Genaue Aufbau der Phagen bisher nicht bekannt

Der genaue Aufbau der Phagen ist bislang nicht komplett bekannt. Dabei wäre es im Zuge der aktuellen Therapieentwicklung enorm wichtig zu wissen, wie sie genau operieren und wie ihre 3-D-Struktur im atomaren Detail aussieht. „Phagen sind von der Natur über Millionen von Jahren optimierte Nanomaschinen.
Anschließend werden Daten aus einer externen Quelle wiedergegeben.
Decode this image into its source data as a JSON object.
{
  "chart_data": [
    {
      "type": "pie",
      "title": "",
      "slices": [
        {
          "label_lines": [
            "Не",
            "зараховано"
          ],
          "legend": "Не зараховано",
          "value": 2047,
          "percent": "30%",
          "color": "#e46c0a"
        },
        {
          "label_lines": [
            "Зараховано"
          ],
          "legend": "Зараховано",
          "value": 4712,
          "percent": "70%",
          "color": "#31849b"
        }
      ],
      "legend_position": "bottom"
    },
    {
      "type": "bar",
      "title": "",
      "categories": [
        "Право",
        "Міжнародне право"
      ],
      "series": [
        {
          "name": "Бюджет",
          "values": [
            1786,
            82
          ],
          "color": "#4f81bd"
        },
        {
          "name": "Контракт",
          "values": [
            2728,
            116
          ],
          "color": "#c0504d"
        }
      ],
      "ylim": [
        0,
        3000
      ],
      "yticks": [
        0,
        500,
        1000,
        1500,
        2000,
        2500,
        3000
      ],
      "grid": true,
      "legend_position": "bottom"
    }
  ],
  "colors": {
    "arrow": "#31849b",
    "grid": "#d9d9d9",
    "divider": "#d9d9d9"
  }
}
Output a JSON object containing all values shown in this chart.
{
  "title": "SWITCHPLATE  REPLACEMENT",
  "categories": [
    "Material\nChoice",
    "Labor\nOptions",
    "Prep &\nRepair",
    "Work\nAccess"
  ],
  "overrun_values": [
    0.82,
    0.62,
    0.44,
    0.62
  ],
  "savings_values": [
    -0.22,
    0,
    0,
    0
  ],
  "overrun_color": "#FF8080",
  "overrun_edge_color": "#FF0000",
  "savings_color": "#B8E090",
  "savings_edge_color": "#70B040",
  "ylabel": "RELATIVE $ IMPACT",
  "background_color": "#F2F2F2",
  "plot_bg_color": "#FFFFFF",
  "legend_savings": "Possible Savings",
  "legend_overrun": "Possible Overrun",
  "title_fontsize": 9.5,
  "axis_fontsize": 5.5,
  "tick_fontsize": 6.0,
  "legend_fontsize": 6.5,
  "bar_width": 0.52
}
Sie bestehen aus vielen Komponenten, die sich zu einer komplexen Architektur zusammenfügen“, erklärt Prof. Dr. Adam Lange vom Leibniz-Forschungsinstitut für Molekulare Pharmakologie (FMP). Lange und seinem Team ist jetzt ein methodischer Meilenstein gelungen: Die Forscher haben Festkörper-NMR-Methoden (Kernspinresonanzspektroskopie) so weiterentwickelt, dass sich damit die Struktur der Phagen bis ins atomare Detail aufklären lässt. Etwa ein Jahr, schätzt Lange, wird er brauchen, um die komplexe Struktur der Phagen aufzuklären. „Damit können wir im Rahmen der Grundlagenforschung einen wichtigen Beitrag zur Phagentherapie leisten.“

Ausführliches Protokoll publiziert

Die neue Methode kann auch auf andere wichtige Systeme angewendet werden. Damit Labore auf der ganzen Welt darauf zurückgreifen können, haben die Forscher zusätzlich zu der Arbeit in „Angewandte Chemie“* ein ausführliches Protokoll in „Nature Protocols“** publiziert.

„Bakteriophagen werden aufgrund der Antibiotikaresistenz vieler pathogener Bakterienstämme als alternativer therapeutischer Ansatz immer wichtiger“, schließt Lange, der einer der führenden Köpfe auf dem Gebiet der NMR-basierten Sichtbarmachung von Proteinstrukturen ist. „Darum werden wir unsere technische Weiterentwicklung jetzt nutzen, um deren komplexe Struktur so schnell wie möglich aufzuklären.“ (idw, red)

 

Literatur:

*M. Zinke, P. Fricke, C. Samson, S. Hwang, J. S. Wall, S. Lange, S. Zinn-Justin, and A. Lange: Bacteriophage tail tube assembly studied by proton-detected 4D solid-state NMR. Angewandte Chemie – International Edition, in press, DOI: 10.1002/anie.201706060.

**P. Fricke, V. Chevelkov, M. Zinke, K. Giller, S. Becker, and A. Lange: Backbone assignment of perdeuterated proteins by solid-state NMR using proton-detection and ultrafast magic-angle spinning. Nature Protocols, in press, DOI: 10.1038/nprot.2016.190.